CRAMPTON (his temper rising again). Your name is Sophronia, girl: you were called after your aunt Sophronia, my sister: she gave you your first Bible with your name written in it.
GLORIA. Then my mother gave me a new name.
CRAMPTON (angrily). She had no right to do it. I will not allow this.
GLORIA. You had no right to give me your sister's name. I don't know her.

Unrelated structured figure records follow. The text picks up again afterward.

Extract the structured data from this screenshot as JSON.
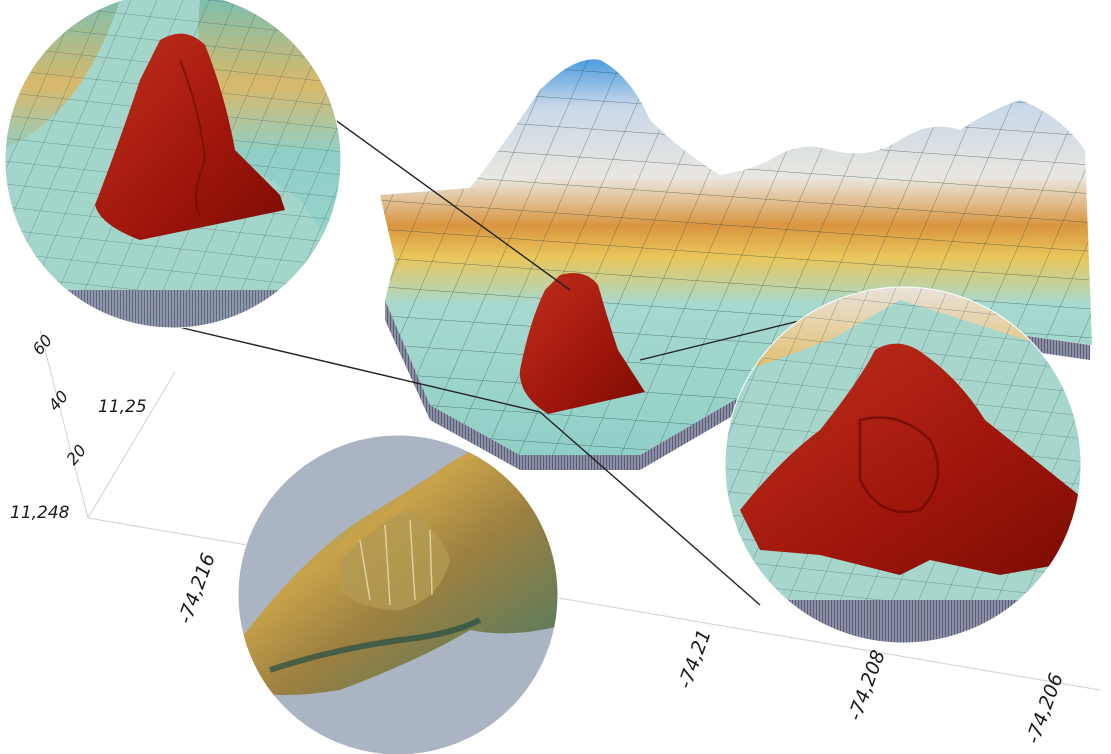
{
  "chart_data": {
    "type": "surface",
    "title": "",
    "xlabel": "",
    "ylabel": "",
    "zlabel": "",
    "x_ticks": [
      "-74,216",
      "-74,21",
      "-74,208",
      "-74,206"
    ],
    "y_ticks": [
      "11,248",
      "11,25"
    ],
    "z_ticks": [
      "20",
      "40",
      "60"
    ],
    "zlim": [
      0,
      70
    ],
    "colormap": [
      "#8fcfc6",
      "#9ed7cf",
      "#e9c65a",
      "#d98a3a",
      "#e8e8e8",
      "#4d9be0"
    ],
    "highlight_color": "#a8160c",
    "insets": 3,
    "grid": true
  }
}
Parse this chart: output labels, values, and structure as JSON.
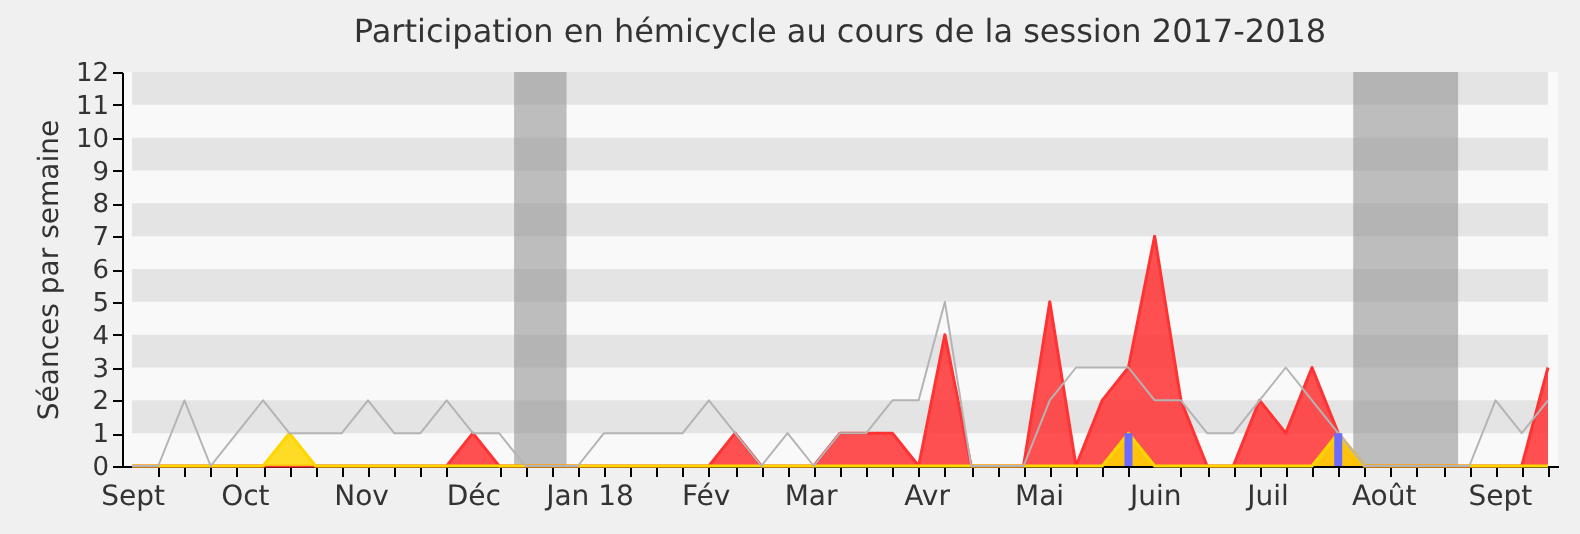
{
  "chart_data": {
    "type": "area",
    "title": "Participation en hémicycle au cours de la session 2017-2018",
    "ylabel": "Séances par semaine",
    "x": [
      "2017-09-01",
      "2017-09-08",
      "2017-09-15",
      "2017-09-22",
      "2017-09-29",
      "2017-10-06",
      "2017-10-13",
      "2017-10-20",
      "2017-10-27",
      "2017-11-03",
      "2017-11-10",
      "2017-11-17",
      "2017-11-24",
      "2017-12-01",
      "2017-12-08",
      "2017-12-15",
      "2017-12-22",
      "2017-12-29",
      "2018-01-05",
      "2018-01-12",
      "2018-01-19",
      "2018-01-26",
      "2018-02-02",
      "2018-02-09",
      "2018-02-16",
      "2018-02-23",
      "2018-03-02",
      "2018-03-09",
      "2018-03-16",
      "2018-03-23",
      "2018-03-30",
      "2018-04-06",
      "2018-04-13",
      "2018-04-20",
      "2018-04-27",
      "2018-05-04",
      "2018-05-11",
      "2018-05-18",
      "2018-05-25",
      "2018-06-01",
      "2018-06-08",
      "2018-06-15",
      "2018-06-22",
      "2018-06-29",
      "2018-07-06",
      "2018-07-13",
      "2018-07-20",
      "2018-07-27",
      "2018-08-03",
      "2018-08-10",
      "2018-08-17",
      "2018-08-24",
      "2018-08-31",
      "2018-09-07",
      "2018-09-14"
    ],
    "series": [
      {
        "type": "line",
        "color": "#b4b4b4",
        "values": [
          0,
          0,
          2,
          0,
          1,
          2,
          1,
          1,
          1,
          2,
          1,
          1,
          2,
          1,
          1,
          0,
          0,
          0,
          1,
          1,
          1,
          1,
          2,
          1,
          0,
          1,
          0,
          1,
          1,
          2,
          2,
          5,
          0,
          0,
          0,
          2,
          3,
          3,
          3,
          2,
          2,
          1,
          1,
          2,
          3,
          2,
          1,
          0,
          0,
          0,
          0,
          0,
          2,
          1,
          2
        ]
      },
      {
        "color": "#ff3333",
        "values": [
          0,
          0,
          0,
          0,
          0,
          0,
          0,
          0,
          0,
          0,
          0,
          0,
          0,
          1,
          0,
          0,
          0,
          0,
          0,
          0,
          0,
          0,
          0,
          1,
          0,
          0,
          0,
          1,
          1,
          1,
          0,
          4,
          0,
          0,
          0,
          5,
          0,
          2,
          3,
          7,
          2,
          0,
          0,
          2,
          1,
          3,
          1,
          0,
          0,
          0,
          0,
          0,
          0,
          0,
          3
        ]
      },
      {
        "color": "#ffd700",
        "values": [
          0,
          0,
          0,
          0,
          0,
          0,
          1,
          0,
          0,
          0,
          0,
          0,
          0,
          0,
          0,
          0,
          0,
          0,
          0,
          0,
          0,
          0,
          0,
          0,
          0,
          0,
          0,
          0,
          0,
          0,
          0,
          0,
          0,
          0,
          0,
          0,
          0,
          0,
          1,
          0,
          0,
          0,
          0,
          0,
          0,
          0,
          1,
          0,
          0,
          0,
          0,
          0,
          0,
          0,
          0
        ]
      },
      {
        "type": "bar",
        "color": "#6b6bff",
        "values": [
          null,
          null,
          null,
          null,
          null,
          null,
          null,
          null,
          null,
          null,
          null,
          null,
          null,
          null,
          null,
          null,
          null,
          null,
          null,
          null,
          null,
          null,
          null,
          null,
          null,
          null,
          null,
          null,
          null,
          null,
          null,
          null,
          null,
          null,
          null,
          null,
          null,
          null,
          1,
          null,
          null,
          null,
          null,
          null,
          null,
          null,
          1,
          null,
          null,
          null,
          null,
          null,
          null,
          null,
          null
        ]
      }
    ],
    "xlim": [
      "2017-09-01",
      "2018-09-14"
    ],
    "xticks": [
      {
        "value": "2017-09-01",
        "label": "Sept"
      },
      {
        "value": "2017-10-01",
        "label": "Oct"
      },
      {
        "value": "2017-11-01",
        "label": "Nov"
      },
      {
        "value": "2017-12-01",
        "label": "Déc"
      },
      {
        "value": "2018-01-01",
        "label": "Jan 18"
      },
      {
        "value": "2018-02-01",
        "label": "Fév"
      },
      {
        "value": "2018-03-01",
        "label": "Mar"
      },
      {
        "value": "2018-04-01",
        "label": "Avr"
      },
      {
        "value": "2018-05-01",
        "label": "Mai"
      },
      {
        "value": "2018-06-01",
        "label": "Juin"
      },
      {
        "value": "2018-07-01",
        "label": "Juil"
      },
      {
        "value": "2018-08-01",
        "label": "Août"
      },
      {
        "value": "2018-09-01",
        "label": "Sept"
      },
      {
        "value": "2017-09-08",
        "label": null
      },
      {
        "value": "2017-09-15",
        "label": null
      },
      {
        "value": "2017-09-22",
        "label": null
      },
      {
        "value": "2017-09-29",
        "label": null
      },
      {
        "value": "2017-10-06",
        "label": null
      },
      {
        "value": "2017-10-13",
        "label": null
      },
      {
        "value": "2017-10-20",
        "label": null
      },
      {
        "value": "2017-10-27",
        "label": null
      },
      {
        "value": "2017-11-03",
        "label": null
      },
      {
        "value": "2017-11-10",
        "label": null
      },
      {
        "value": "2017-11-17",
        "label": null
      },
      {
        "value": "2017-11-24",
        "label": null
      },
      {
        "value": "2017-12-08",
        "label": null
      },
      {
        "value": "2017-12-15",
        "label": null
      },
      {
        "value": "2017-12-22",
        "label": null
      },
      {
        "value": "2017-12-29",
        "label": null
      },
      {
        "value": "2018-01-05",
        "label": null
      },
      {
        "value": "2018-01-12",
        "label": null
      },
      {
        "value": "2018-01-19",
        "label": null
      },
      {
        "value": "2018-01-26",
        "label": null
      },
      {
        "value": "2018-02-02",
        "label": null
      },
      {
        "value": "2018-02-09",
        "label": null
      },
      {
        "value": "2018-02-16",
        "label": null
      },
      {
        "value": "2018-02-23",
        "label": null
      },
      {
        "value": "2018-03-02",
        "label": null
      },
      {
        "value": "2018-03-09",
        "label": null
      },
      {
        "value": "2018-03-16",
        "label": null
      },
      {
        "value": "2018-03-23",
        "label": null
      },
      {
        "value": "2018-03-30",
        "label": null
      },
      {
        "value": "2018-04-06",
        "label": null
      },
      {
        "value": "2018-04-13",
        "label": null
      },
      {
        "value": "2018-04-20",
        "label": null
      },
      {
        "value": "2018-04-27",
        "label": null
      },
      {
        "value": "2018-05-04",
        "label": null
      },
      {
        "value": "2018-05-11",
        "label": null
      },
      {
        "value": "2018-05-18",
        "label": null
      },
      {
        "value": "2018-05-25",
        "label": null
      },
      {
        "value": "2018-06-08",
        "label": null
      },
      {
        "value": "2018-06-15",
        "label": null
      },
      {
        "value": "2018-06-22",
        "label": null
      },
      {
        "value": "2018-06-29",
        "label": null
      },
      {
        "value": "2018-07-06",
        "label": null
      },
      {
        "value": "2018-07-13",
        "label": null
      },
      {
        "value": "2018-07-20",
        "label": null
      },
      {
        "value": "2018-07-27",
        "label": null
      },
      {
        "value": "2018-08-03",
        "label": null
      },
      {
        "value": "2018-08-10",
        "label": null
      },
      {
        "value": "2018-08-17",
        "label": null
      },
      {
        "value": "2018-08-24",
        "label": null
      },
      {
        "value": "2018-08-31",
        "label": null
      },
      {
        "value": "2018-09-07",
        "label": null
      },
      {
        "value": "2018-09-14",
        "label": null
      }
    ],
    "ylim": [
      0,
      12
    ],
    "yticks": [
      0,
      1,
      2,
      3,
      4,
      5,
      6,
      7,
      8,
      9,
      10,
      11,
      12
    ],
    "bands": [
      {
        "axis": "x",
        "from": "2017-12-12",
        "to": "2017-12-26",
        "color": "#8c8c8c"
      },
      {
        "axis": "x",
        "from": "2018-07-24",
        "to": "2018-08-21",
        "color": "#8c8c8c"
      }
    ]
  }
}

CRAMPTON. You're talking nonsense. There are bounds to what I will put up with. I will not have it. Do you hear that?
GLORIA (rising warningly). Are you resolved to quarrel?
CRAMPTON (terrified, pleading). No, no: sit down. Sit down, won't you? (She looks at him, keeping him in suspense. He forces himself to utter the obnoxious name.) Gloria. (She marks her satisfaction with a slight tightening of the lips, and sits down.) There! You see I only want to shew you that I am your father, my—my dear child. (The endearment is so plaintively inept that she smiles in spite of herself, and resigns herself to indulge him a little.) Listen now. What I want to ask you is this. Don't you remember me at all? You were only a tiny child when you were taken away from me; but you took plenty of notice of things. Can't you remember someone whom you loved, or (shyly) at least liked in a childish way? Come! someone who let you stay in his study and look at his toy boats, as you thought them? (He looks anxiously into her face for some response, and continues less hopefully and more urgently) Someone who let you do as you liked there and never said a word to you except to tell you that you must sit still and not speak? Someone who was something that no one else was to you—who was your father.
GLORIA (unmoved). If you describe things to me, no doubt I shall presently imagine that I remember them. But I really remember nothing.
CRAMPTON (wistfully). Has your mother never told you anything about me?
GLORIA. She has never mentioned your name to me. (He groans involuntarily. She looks at him rather contemptuously and continues) Except once; and then she did remind me of something I had forgotten.